October 3, 2012 will long be part of my life. This was the day my beloved mom passed away after a short battle with cancer. After four rounds of chemotherapy, she found out that the cancer had spread into her brain. The Thursday before, I was able to speak with her on the phone after she came home from the hospital where the doctors made this unfortunate discovery. By that Sunday, she was in the process of dying. I said prayers for a miracle, but it was not meant to be. Mercifully, her death was quick and comfortable, and my dad and all her sons were there for the entire time, and many friends, family, and most importantly her two grandchildren were all able to be with her to say goodbye. The time since then has been numbing to say the least. Many times I catch myself thinking that mom would like to see a story I read or hear about something I did, only to realize that she is no longer with us. I did write up something that was read at her funeral mass, and want to post it here as a sort of tribute to her. If anyone reading this still has their mother alive and well, please treat every day as if it were Mother’s Day. She said countless times that her boys meant the world to her, and now the world is a lot more empty now she is no longer with us.
For the Love of a Mother
The light in heaven is a little brighter now. Being welcomed by grandma and grandpa, Uncle Larry, and all of the ancestors, Mom has taken up her place in heaven. We grew up hearing stories about her grandparents, stories about our grandparents, and goofy childhood memories about her times with Uncle Larry, Aunt Becky, Aunt Linda, and Aunt Margaret. We have heard about meeting our dad and falling in love with him. Mom was always good and was always full of life and a bubbly personality. She was kind and gentle. She loved whales, moose, and birds. She loved to watch cooking shows, and even under chemotherapy, always wanted details on what we had eaten for dinner and how good it was. She always put our interests ahead of her own.
Mom would always brag about her three boys. Often times, those she met would question how she managed to control three boys or would ask if she wanted to have a girl. She was proud of her boys and if she could do it over, we are sure she would do the same thing. We may have given her reasons to be nervous, or could have given a gray hair or two, but mom did not need to keep us out of trouble. Instead, she instilled on us a healthy respect for her as a mother. We could have been bad, or make a wrong choice, but the fear was not any sort of punishment, but rather the disappointment that would ensue.
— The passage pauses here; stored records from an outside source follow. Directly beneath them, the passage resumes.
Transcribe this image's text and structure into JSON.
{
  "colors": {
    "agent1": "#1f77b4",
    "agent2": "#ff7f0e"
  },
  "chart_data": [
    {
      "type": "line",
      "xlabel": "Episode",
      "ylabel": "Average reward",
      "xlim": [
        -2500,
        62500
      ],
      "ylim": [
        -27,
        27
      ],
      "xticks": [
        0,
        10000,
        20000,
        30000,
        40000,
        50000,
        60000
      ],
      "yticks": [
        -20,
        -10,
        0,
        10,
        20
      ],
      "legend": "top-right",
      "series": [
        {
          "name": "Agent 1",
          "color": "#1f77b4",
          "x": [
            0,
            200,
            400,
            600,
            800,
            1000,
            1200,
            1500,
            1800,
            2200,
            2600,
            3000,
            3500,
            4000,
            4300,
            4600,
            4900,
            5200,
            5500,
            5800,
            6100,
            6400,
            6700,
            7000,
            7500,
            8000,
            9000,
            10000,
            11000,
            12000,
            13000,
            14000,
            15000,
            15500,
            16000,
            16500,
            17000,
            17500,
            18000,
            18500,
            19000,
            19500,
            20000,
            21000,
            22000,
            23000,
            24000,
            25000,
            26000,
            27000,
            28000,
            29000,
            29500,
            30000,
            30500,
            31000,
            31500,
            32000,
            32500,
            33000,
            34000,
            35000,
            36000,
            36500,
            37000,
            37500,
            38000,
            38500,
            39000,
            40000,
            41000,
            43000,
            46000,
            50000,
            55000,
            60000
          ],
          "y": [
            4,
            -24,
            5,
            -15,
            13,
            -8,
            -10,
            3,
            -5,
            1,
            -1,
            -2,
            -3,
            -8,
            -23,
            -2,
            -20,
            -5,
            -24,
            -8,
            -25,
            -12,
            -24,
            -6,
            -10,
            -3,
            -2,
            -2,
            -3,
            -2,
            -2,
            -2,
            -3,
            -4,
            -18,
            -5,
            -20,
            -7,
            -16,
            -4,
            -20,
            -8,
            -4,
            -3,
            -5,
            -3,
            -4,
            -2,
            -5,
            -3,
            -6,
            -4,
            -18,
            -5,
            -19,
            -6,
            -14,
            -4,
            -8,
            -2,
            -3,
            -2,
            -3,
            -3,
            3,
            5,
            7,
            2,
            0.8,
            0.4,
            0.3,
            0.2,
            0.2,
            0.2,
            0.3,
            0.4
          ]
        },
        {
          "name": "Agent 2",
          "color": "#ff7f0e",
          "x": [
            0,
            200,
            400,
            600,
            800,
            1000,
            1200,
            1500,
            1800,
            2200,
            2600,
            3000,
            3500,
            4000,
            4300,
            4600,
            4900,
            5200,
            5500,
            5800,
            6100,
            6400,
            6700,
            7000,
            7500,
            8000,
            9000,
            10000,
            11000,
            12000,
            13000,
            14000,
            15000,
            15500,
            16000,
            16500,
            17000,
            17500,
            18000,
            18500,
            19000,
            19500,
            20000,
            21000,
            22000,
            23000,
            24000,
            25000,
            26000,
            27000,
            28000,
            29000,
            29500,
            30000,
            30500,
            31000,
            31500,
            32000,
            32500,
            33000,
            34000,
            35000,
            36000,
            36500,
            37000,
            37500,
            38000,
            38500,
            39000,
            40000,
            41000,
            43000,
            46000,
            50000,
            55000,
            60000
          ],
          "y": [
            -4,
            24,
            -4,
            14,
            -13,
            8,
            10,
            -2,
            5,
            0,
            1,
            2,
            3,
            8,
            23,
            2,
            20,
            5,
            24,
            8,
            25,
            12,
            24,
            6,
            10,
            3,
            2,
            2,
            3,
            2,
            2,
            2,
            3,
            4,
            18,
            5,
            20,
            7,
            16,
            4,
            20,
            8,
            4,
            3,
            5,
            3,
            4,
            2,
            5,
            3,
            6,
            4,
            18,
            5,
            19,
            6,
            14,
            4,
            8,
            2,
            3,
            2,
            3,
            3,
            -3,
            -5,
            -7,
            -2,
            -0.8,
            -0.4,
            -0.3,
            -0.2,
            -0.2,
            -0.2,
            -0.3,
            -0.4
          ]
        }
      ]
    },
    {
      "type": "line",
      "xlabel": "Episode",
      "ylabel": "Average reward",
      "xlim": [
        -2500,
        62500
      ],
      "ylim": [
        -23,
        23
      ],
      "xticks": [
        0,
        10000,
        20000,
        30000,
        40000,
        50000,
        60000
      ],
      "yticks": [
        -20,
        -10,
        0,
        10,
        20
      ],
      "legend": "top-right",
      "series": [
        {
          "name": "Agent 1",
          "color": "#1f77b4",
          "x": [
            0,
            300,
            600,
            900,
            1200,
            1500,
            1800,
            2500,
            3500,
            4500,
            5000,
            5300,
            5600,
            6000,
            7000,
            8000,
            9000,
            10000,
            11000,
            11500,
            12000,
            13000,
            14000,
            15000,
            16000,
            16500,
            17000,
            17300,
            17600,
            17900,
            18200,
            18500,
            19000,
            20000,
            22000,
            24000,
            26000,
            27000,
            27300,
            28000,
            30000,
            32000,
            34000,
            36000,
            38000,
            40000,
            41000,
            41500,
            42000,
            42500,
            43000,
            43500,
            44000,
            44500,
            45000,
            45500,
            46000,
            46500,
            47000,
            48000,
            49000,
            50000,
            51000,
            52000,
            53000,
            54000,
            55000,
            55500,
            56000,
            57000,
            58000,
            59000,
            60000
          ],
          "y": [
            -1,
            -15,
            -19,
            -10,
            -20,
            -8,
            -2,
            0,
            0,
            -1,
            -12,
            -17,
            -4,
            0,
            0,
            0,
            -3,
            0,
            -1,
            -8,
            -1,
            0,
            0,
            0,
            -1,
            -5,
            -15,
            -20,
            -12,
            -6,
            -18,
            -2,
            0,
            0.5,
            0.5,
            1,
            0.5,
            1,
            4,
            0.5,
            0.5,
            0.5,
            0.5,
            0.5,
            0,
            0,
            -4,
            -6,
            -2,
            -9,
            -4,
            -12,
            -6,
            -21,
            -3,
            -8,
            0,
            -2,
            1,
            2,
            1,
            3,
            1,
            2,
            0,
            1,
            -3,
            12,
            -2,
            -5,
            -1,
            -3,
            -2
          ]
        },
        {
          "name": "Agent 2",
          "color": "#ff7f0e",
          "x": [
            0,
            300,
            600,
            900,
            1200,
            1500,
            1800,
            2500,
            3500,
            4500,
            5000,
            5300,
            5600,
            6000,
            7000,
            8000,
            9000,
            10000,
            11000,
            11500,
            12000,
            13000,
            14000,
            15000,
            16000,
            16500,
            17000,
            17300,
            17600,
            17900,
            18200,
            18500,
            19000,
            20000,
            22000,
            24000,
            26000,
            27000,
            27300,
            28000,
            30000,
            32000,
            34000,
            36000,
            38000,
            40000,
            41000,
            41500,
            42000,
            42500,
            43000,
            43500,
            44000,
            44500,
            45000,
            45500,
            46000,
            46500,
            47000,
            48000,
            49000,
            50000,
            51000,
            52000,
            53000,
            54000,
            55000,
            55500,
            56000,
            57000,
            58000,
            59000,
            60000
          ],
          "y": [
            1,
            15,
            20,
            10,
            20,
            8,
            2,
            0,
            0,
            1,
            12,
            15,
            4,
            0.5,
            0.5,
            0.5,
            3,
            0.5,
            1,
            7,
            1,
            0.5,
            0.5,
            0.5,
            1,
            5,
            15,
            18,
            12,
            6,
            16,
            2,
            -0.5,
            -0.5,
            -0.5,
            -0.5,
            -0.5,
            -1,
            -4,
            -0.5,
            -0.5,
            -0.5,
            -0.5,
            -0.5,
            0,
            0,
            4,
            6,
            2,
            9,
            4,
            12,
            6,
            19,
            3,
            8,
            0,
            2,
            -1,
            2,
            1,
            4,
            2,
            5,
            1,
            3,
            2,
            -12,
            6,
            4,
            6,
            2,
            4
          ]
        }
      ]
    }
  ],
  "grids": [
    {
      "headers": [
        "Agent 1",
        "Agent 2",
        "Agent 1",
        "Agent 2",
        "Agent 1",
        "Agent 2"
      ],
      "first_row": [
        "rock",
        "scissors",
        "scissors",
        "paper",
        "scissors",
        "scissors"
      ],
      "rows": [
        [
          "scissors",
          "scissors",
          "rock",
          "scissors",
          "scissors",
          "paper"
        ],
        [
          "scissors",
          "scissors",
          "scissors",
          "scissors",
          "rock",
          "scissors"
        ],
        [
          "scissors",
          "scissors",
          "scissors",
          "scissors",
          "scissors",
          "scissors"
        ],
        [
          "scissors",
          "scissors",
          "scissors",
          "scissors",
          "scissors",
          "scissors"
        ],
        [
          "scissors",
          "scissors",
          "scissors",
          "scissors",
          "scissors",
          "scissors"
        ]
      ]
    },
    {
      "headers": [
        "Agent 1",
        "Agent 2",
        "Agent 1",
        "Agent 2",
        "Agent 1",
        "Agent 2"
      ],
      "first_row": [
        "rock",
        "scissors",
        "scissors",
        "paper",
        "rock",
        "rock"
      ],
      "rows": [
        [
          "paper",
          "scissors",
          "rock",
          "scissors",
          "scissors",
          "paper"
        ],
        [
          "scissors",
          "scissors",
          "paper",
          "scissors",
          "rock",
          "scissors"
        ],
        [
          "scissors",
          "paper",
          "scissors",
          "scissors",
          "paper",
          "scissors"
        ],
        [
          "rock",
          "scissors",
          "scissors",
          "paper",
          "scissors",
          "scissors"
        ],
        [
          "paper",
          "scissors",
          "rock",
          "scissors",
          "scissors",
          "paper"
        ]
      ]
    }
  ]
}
The fear of her disappointment was powerful, much more than being grounded or experiencing the infamous wooden spoon. No matter what, we knew that no matter what we did, she loved us and would do anything to show it. She was full of pride as her three boys graduated college and became successful as a result of hard work and dedication. She was excited when we welcomed Jennifer into the family. She was the happiest to become a grandma to two beautiful grandchildren.
Over the last few months, as cancer ravaged her body, we have been told many times what impact she had on other lives. We all knew she was a friend to all who knew her, and her compassion for those she did not know was evident. Cancer could not touch her mind or spirit. She was dignity. She was love. She was compassion.
Mom was a friend, aunt, wife, sister, and grandmother. For us three, she was simply our mom. The greatest we could have hoped for. She was an angel among us, just like both of our grandmas. We like to think that God realized he was short an angel and realized that mom was ready to assume her new duties. As she now is reunited with those who have gone before her, we will no longer be able to enjoy the presence of this wonderful woman, and will have to keep her memory alive through our words and actions.
Mother’s Day may only be one day a year, for us it is every day. It is with unimaginable heartbreak to realize that she is no longer with us, we all are better for having known and loved her. She was the greatest mother we could have asked for, and that is perhaps the best compliment that can be bestowed on her. She was our mom and for that we all are eternally grateful.